Impedance imaging can be applied to any part of the body, but breast imaging seems to hold particular promise. The technique is under investigation at a number of academic research laboratories, and at least one company, TransScan Medical, has a commercial product. A small voltage applied across the breast produces a current whose magnitude is determined by the impedance of each element of the tissue through which the current flows.

The problem, however, resembles that encountered with light: the currents spread out, passing through the entire volume of tissue. However, by making multiple measurements and using a mathematical method similar to relaxation in CT, one can sort out the impedance of each tissue element. Once again, the hope is that images based on this property of tissue can reveal otherwise invisible pathology.

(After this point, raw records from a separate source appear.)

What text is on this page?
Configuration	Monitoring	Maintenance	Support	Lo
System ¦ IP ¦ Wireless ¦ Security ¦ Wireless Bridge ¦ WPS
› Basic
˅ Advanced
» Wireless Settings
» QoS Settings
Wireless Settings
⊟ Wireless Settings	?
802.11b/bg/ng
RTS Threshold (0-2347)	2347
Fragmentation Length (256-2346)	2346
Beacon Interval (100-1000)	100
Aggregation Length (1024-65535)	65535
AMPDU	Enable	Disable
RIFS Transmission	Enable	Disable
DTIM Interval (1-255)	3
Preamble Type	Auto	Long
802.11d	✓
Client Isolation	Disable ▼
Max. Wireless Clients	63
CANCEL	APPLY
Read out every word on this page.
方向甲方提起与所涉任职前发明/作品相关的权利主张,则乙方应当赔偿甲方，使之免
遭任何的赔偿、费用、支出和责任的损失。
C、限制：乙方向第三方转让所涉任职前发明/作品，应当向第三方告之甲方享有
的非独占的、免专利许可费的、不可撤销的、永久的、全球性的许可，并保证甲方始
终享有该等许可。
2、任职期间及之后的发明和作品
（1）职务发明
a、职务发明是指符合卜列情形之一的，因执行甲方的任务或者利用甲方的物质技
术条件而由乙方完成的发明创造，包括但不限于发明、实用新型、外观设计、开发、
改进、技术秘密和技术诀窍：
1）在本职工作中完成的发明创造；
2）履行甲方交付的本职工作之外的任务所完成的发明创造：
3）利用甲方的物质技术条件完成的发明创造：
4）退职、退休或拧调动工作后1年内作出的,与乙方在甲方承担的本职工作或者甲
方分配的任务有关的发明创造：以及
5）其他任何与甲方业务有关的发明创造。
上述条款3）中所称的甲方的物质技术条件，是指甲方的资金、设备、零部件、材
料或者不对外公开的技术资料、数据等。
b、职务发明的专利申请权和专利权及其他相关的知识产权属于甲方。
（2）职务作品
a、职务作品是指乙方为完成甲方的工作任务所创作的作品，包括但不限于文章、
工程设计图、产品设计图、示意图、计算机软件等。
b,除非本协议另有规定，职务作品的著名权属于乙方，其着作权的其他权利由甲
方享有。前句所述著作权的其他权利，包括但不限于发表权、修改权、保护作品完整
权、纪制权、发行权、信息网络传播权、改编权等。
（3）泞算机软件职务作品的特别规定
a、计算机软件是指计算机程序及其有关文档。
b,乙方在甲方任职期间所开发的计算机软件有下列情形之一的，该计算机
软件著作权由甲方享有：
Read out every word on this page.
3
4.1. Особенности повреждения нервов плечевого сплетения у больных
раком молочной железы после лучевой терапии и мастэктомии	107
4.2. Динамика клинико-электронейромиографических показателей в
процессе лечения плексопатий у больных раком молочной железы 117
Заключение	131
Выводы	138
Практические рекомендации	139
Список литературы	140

Dr. Robert Kruger at the University of Indiana is exploring another novel method called thermo-acoustic computed tomography. The method exploits the fact that pulses of electromagnetic energy (radio or light waves) cause sudden expansion of tissue, which in turn makes sound waves. Using an apparatus with multiple waveguides to irradiate the breast with electromagnetic energy and multiple ultrasonic transducers to detect the sound waves, one can reconstruct images that show tissue differences. Images published by Kruger show a palpable tumor that was not visible with mammography.

What is remarkable is that so many new ways to make in vivo images are being explored. Whether they will earn a place alongside current techniques, however remains to be seen.